The Executive, on 14 July 2016, authorised the Sub Committee to take on the responsibility of majority Shareholder in relation to the company (Pathway for Care) that was subsequently incorporated with Companies House. It was noted that the Council had an 80% shareholding in the Company and T7 would have the remaining 20% balance of the shareholding upon the completion of a number of landmark achievements. The Sub Committee noted that it was responsible for determining how to manage its Shareholder Responsibilities (in preparation for the forthcoming Shareholder meeting of the Company). Associated with those responsibilities the Sub Committee noted that the following needed to be in place to support the work of the company: • Letter of Comfort
• Shareholder Agreement
• Business Plan
• Reserved matters required from the Articles or Shareholder Agreement
• Directors Service Agreements
• Resourcing agreement
• Loan/Draw Down agreement
• Articles of Association The Sub Committee was requested to approve the documents with the exception of the Directors Service Agreements which would be considered at a future meeting. It was also noted that the Letter of Comfort, Shareholder Agreement; Business Plan, Reserved matters, Resourcing Agreement and Loan/Draw Down Agreement were set out in the exempt part of the agenda (Part 2). The Leader advised the Sub Committee that the Articles of Association would in effect be the constitution of the company covering the basic operating parameters of the new organisation. The Articles had been derived from the model articles of association adjusted to reflect the shared ownership of the business. The Leader elaborated further on the background to why the Directors Service Agreements would not be considered at this meeting as the officers would be seconded into the company and the company would pay the Council for their time. As a result the officers’ remuneration would not change at this point, though it was envisaged that in time this may change as the balance of Council and company funding for key posts became different with the potential for the company to take on more responsibility for funding staff. As that position became clearer the issue of Directors Service Agreements would be a matter for the Sub-Committee to consider. Related to this was the Resourcing Agreement, which explained how the Council would be reimbursed for officer time, accommodation and support services etc. as set in part 2 of the agenda.
RESOLVED that:
(i) the following agreements and plans, that are the Shareholder responsibility for the Health and Well Being Sub Committee, be agreed (on behalf of the Council):
• Letter of Comfort (provided to the Board of Pathway to enable them to progress with registering the Company with Companies House and the Care Quality Commission) - set out in Part 2 of the agenda;
• Shareholder Agreement (as set out in Part 2 of the agenda) between the Company, T7 Group Limited and the Council including:
o the current Business Plan and
o the Loan/Draw Down agreement
• Reserved matters required by the Articles of Association or Shareholder Agreement
• Resource agreement (set out in Part 2 of the agenda)
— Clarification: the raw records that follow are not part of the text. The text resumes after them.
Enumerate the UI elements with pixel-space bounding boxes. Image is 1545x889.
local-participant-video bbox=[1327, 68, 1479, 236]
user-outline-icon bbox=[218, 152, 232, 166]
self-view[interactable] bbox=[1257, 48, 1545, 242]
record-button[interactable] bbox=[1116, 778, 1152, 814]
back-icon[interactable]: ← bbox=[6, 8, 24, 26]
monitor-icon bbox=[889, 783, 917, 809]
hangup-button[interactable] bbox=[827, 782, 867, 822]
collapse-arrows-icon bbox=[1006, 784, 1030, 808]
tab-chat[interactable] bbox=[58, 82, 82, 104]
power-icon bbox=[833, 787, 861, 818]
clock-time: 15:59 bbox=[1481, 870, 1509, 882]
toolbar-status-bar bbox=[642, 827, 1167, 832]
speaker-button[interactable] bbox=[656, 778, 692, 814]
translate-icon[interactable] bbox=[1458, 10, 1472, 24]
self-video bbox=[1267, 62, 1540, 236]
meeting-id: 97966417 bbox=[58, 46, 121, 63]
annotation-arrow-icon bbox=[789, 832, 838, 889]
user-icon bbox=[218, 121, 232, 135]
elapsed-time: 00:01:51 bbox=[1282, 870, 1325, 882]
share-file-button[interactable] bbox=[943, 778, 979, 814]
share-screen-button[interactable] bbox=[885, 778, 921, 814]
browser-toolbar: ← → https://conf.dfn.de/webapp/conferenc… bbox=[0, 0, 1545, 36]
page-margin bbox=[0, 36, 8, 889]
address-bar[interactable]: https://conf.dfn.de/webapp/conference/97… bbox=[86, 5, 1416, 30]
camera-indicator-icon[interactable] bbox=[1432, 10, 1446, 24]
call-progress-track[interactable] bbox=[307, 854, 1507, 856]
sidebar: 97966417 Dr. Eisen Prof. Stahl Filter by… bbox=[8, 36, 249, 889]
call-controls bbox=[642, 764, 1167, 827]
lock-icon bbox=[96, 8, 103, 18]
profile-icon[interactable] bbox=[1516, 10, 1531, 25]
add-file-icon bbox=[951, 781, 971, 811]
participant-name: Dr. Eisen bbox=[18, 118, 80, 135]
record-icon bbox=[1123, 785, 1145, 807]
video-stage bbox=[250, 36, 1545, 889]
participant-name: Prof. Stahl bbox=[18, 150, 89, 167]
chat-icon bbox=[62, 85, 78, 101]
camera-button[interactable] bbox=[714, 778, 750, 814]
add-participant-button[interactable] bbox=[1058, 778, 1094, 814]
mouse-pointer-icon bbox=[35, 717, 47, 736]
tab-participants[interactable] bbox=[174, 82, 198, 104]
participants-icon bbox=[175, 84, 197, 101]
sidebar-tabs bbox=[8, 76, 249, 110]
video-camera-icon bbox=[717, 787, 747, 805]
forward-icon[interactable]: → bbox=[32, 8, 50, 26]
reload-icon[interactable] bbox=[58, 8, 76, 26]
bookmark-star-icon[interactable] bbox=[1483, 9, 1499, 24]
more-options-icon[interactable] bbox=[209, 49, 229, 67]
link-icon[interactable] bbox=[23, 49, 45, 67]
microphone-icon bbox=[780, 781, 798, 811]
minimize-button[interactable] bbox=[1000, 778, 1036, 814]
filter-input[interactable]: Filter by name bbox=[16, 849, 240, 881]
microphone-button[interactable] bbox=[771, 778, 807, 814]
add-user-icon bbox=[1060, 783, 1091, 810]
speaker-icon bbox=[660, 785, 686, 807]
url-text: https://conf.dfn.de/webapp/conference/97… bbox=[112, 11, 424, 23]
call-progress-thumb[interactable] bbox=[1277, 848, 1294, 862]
(ii) the Head of Legal Services be authorised to finalise the above documents; and
(iii) the Articles of Association be approved (on behalf of the Council as shareholder) as presented at Annex 1 to the report (to be considered at the Shareholders meeting to follow the Sub Committee meeting).
Reasons for decision:
To approve the Shareholder responsibilities that have been delegated to the Sub Committee from the Executive to enable the Company (Pathway for Care) to take forward its operations.
Alternative options:
Asking Officers to review the documents that form the Sub Committee’s responsibilities as Shareholder further and present them to a future meeting taking on board any comments at the meeting.
To offer comments on the draft documents and authorise the Head of Legal Services to agree/finalise the documents taking on board the comments of the Sub Committee.